Barack Obama n'aura pas beaucoup de temps pour savourer sa réélection: de nombreux chantiers l'attendent, et les spécialistes présagent que la plupart d'entre eux seront compliqués par la majorité républicaine à la Chambre des représentants. "Les conservateurs s'opposeront systématiquement s'ils estiment qu'ils n'ont rien à y perdre", note ainsi David Sylvan, professeur de relations internationales à l'IHEID (Genève), spécialiste de la politique américaine.
L'économie : Le dossier le plus immédiat est la réduction du déficit fédéral. Si aucun accord n'est trouvé à ce sujet, des coupes budgétaires et des hausses d'impôts seront automatiquement déclenchées au 1er janvier 2013. Pour éviter ce "mur budgétaire" ("fiscal bluff"), Barack Obama devra chercher un compromis avec le Congrès.
Le président sera par ailleurs aux prises avec une croissance molle (2% du PIB) et un taux de chômage toujours très élevé (7,9% en octobre) même s'il se trouve à son meilleur niveau depuis l'arrivée de Barack Obama à la Maison Blanche.
La réforme de l'immigration : Le président doit prendre à bras le corps le dossier de la régularisation controversée des millions de clandestins vivant aux Etats-Unis. Cette grande promesse de la campagne 2008 avait échoué dans la première partie de son mandat, alors que les démocrates contrôlaient encore les deux chambres du Congrès.
La majorité républicaine à la chambre basse semble encore éloigner la perspective. Mais, tempère David Sylvan, "la défaite des républicains pourrait aussi leur avoir fait comprendre l'intérêt du compromis" sur ce dossier.
La réforme du système de santé : L' "Obamacare", qui a pour objectif la couverture maladie de tous les Américains, doit entrer en vigueur en 2014. Certaines mesures sont déjà en place, d'autres aspects doivent encore être mis au point. Le Sénat, majoritairement démocrate, devrait faire barrage aux éventuelles tentatives républicaines de faire annuler la réforme.
La réforme de Wall Street : La réforme du secteur financier ("Dodd-Frank act"), sorte de pare-feu visant à éviter qu'une crise de l'ampleur de celle de 2008 ne se reproduise, a été adoptée en juillet 2010. Elle nécessite toutefois, pour être effective, la rédaction de centaines de décrets d'application. Et cela prend du temps. A l'époque, on parlait de délais allant de "trois mois à quatre ans" pour la rédaction de ces textes.

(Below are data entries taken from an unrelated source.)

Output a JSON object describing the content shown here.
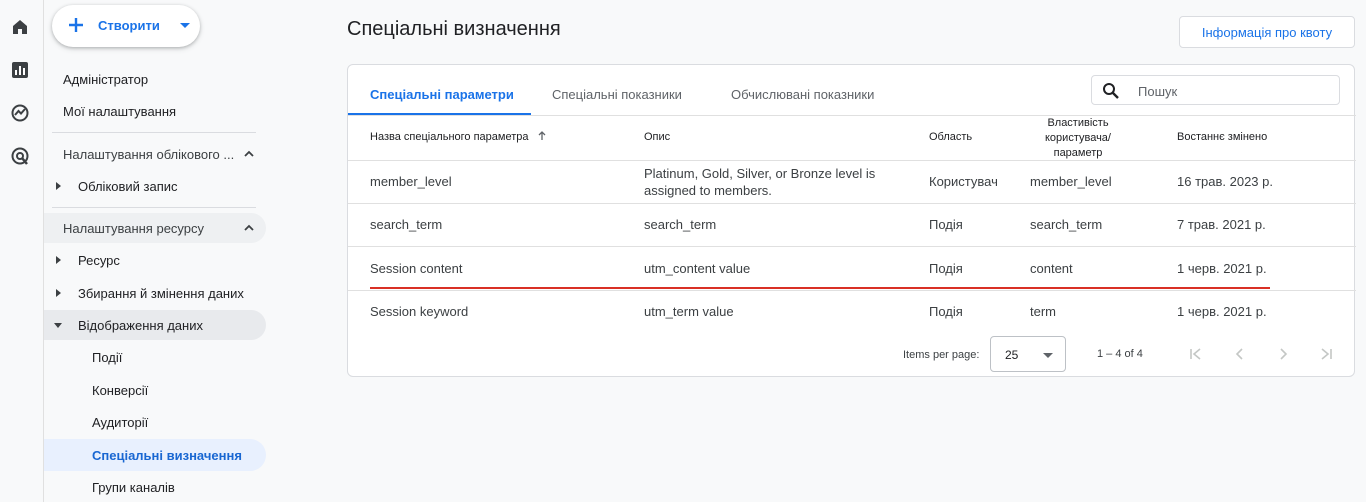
{
  "create_button": {
    "label": "Створити"
  },
  "sidebar": {
    "admin": "Адміністратор",
    "my_settings": "Мої налаштування",
    "account_settings": "Налаштування облікового ...",
    "account": "Обліковий запис",
    "property_settings": "Налаштування ресурсу",
    "property": "Ресурс",
    "data_collection": "Збирання й змінення даних",
    "data_display": "Відображення даних",
    "events": "Події",
    "conversions": "Конверсії",
    "audiences": "Аудиторії",
    "custom_definitions": "Спеціальні визначення",
    "channel_groups": "Групи каналів"
  },
  "header": {
    "title": "Спеціальні визначення",
    "quota_button": "Інформація про квоту"
  },
  "tabs": [
    "Спеціальні параметри",
    "Спеціальні показники",
    "Обчислювані показники"
  ],
  "search": {
    "placeholder": "Пошук",
    "value": ""
  },
  "table": {
    "columns": {
      "name": "Назва спеціального параметра",
      "description": "Опис",
      "scope": "Область",
      "user_property_line1": "Властивість",
      "user_property_line2": "користувача/",
      "user_property_line3": "параметр",
      "last_changed": "Востаннє змінено"
    },
    "rows": [
      {
        "name": "member_level",
        "description": "Platinum, Gold, Silver, or Bronze level is assigned to members.",
        "scope": "Користувач",
        "param": "member_level",
        "changed": "16 трав. 2023 р."
      },
      {
        "name": "search_term",
        "description": "search_term",
        "scope": "Подія",
        "param": "search_term",
        "changed": "7 трав. 2021 р."
      },
      {
        "name": "Session content",
        "description": "utm_content value",
        "scope": "Подія",
        "param": "content",
        "changed": "1 черв. 2021 р."
      },
      {
        "name": "Session keyword",
        "description": "utm_term value",
        "scope": "Подія",
        "param": "term",
        "changed": "1 черв. 2021 р."
      }
    ]
  },
  "pagination": {
    "items_per_page_label": "Items per page:",
    "items_per_page_value": "25",
    "range": "1 – 4 of 4"
  },
  "colors": {
    "accent": "#1a73e8",
    "highlight_line": "#d93025"
  }
}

Les crises internationales : Richard Engel, spécialiste de la politique étrangère chez NBC News, juge que les questions diplomatiques épineuses ne manquent pas pour les prochaines années. "Il y a la question de la Syrie, un pays en train d'imploser et un conflit qui pourrait rapidement s'étendre à toute la région", souligne-t-il.
Barack Obama doit également mener à bien le retrait des forces américaines d'Afghanistan d'ici fin 2014, un dossier qui s'annonce compliqué tant la situation sur place reste délicate.

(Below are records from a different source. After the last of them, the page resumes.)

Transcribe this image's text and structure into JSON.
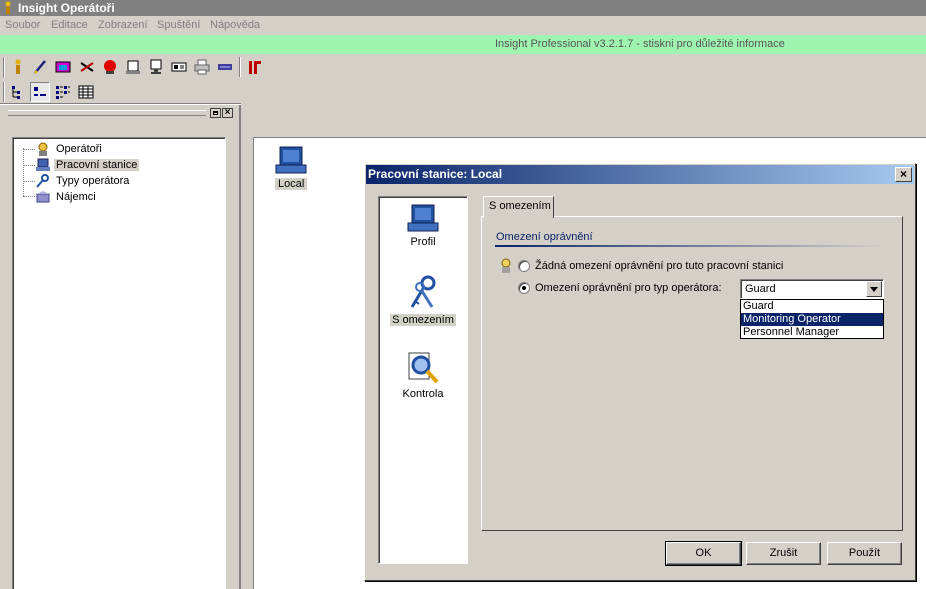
{
  "window": {
    "title": "Insight Operátoři"
  },
  "menu": [
    "Soubor",
    "Editace",
    "Zobrazení",
    "Spuštění",
    "Nápověda"
  ],
  "infobar": "Insight Professional v3.2.1.7 - stiskni pro důležité informace",
  "toolbar1": [
    "person-icon",
    "pen-icon",
    "window-icon",
    "tools-icon",
    "alarm-icon",
    "scanner-icon",
    "monitor-icon",
    "card-icon",
    "printer-icon",
    "bar-icon",
    "logo-icon"
  ],
  "toolbar2": [
    "tree-view-icon",
    "small-icons-icon",
    "list-view-icon",
    "details-view-icon"
  ],
  "tree": {
    "items": [
      {
        "label": "Operátoři",
        "icon": "operator-icon"
      },
      {
        "label": "Pracovní stanice",
        "icon": "workstation-icon",
        "selected": true
      },
      {
        "label": "Typy operátora",
        "icon": "operator-type-icon"
      },
      {
        "label": "Nájemci",
        "icon": "tenant-icon"
      }
    ]
  },
  "main": {
    "item_label": "Local"
  },
  "dialog": {
    "title": "Pracovní stanice: Local",
    "sidebar": [
      {
        "label": "Profil",
        "icon": "workstation-icon"
      },
      {
        "label": "S omezením",
        "icon": "keys-icon",
        "active": true
      },
      {
        "label": "Kontrola",
        "icon": "magnifier-icon"
      }
    ],
    "tab_label": "S omezením",
    "section_label": "Omezení oprávnění",
    "radio_none": "Žádná omezení oprávnění pro tuto pracovní stanici",
    "radio_type": "Omezení oprávnění pro typ operátora:",
    "combo_value": "Guard",
    "options": [
      "Guard",
      "Monitoring Operator",
      "Personnel Manager"
    ],
    "highlighted_option": "Monitoring Operator",
    "buttons": {
      "ok": "OK",
      "cancel": "Zrušit",
      "apply": "Použít"
    }
  }
}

Le président devra par ailleurs poursuivre les négociations sur le nucléaire iranien, et résoudre le problème de la prison de Guantanamo, à Cuba.
Sur les questions de politique étrangère, il devrait avoir moins de mal à s'accorder avec le Congrès, "car il y a peu de différences fondamentales de vision entre le parti démocrate et le parti républicain", note David Sylvan.

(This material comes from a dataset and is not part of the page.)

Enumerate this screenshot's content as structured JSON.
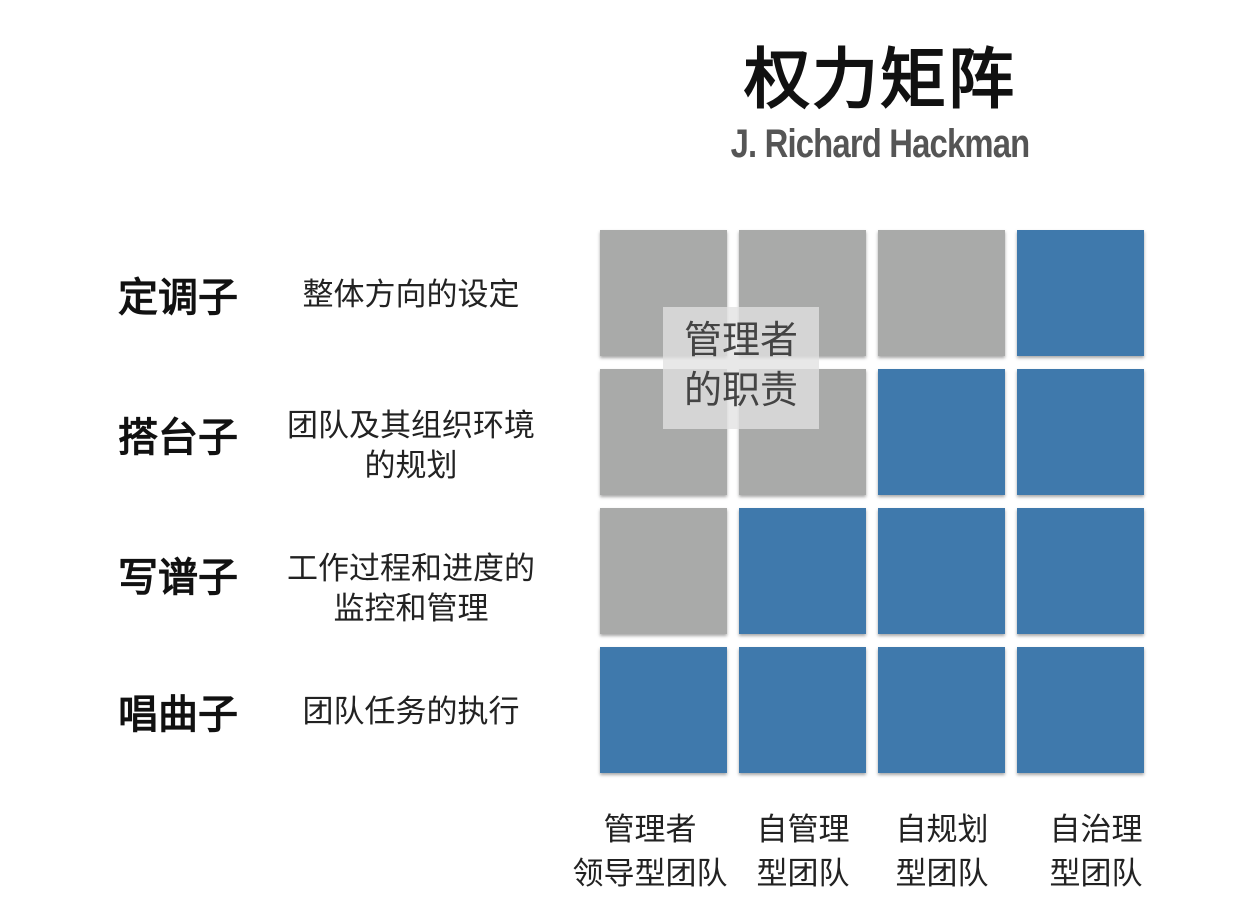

La refonte de l'administration : Hillary Clinton et Timothy Geithner ont notamment fait savoir qu'ils envisageaient de quitter le cabinet d'Obama à l'issue de son premier mandat. Le président peut-il être déstabilisé par le remaniement de son premier cercle? Pour David Sylvan, pas vraiment, car "la marge de manoeuvre des secrétaires d'Etat est de toute façon assez étroite".
Pour le Los Angeles Times, cependant, le fait que "les soutiens de la première heure occupent d'autres fonctions" - et que "leurs successeurs ressemblent souvent à une équipe de substitution"- est l'une des raisons pour lesquelles les seconds mandats sont souvent plus difficiles que les premiers.
Second mandat, mandat à risque ?
Les seconds mandats ont rarement été sans heurts pour les présidents américains (voir galerie photo). "Un président en second mandat (...) est encore moins redouté par le Congrès qu'avant", explique l'éditorialiste du Los Angeles Times, ajoutant: "L'idéalisme qui a offert la victoire à un président la première fois cède la place au calcul, pragmatique, de ce qu'il peut accomplir lors du second mandat."
Les objectifs sont donc souvent moins ambitieux pour une deuxième présidence, a fortiori avec une Chambre des représentants "hostile". "En général, les présidents en second mandat se concentrent sur la politique étrangère car ils n'ont que peu de marge de manoeuvre en politique intérieure", rappelle David Sylvan. "Le second mandat leur sert plutôt à peaufiner leur dossier pour l'Histoire."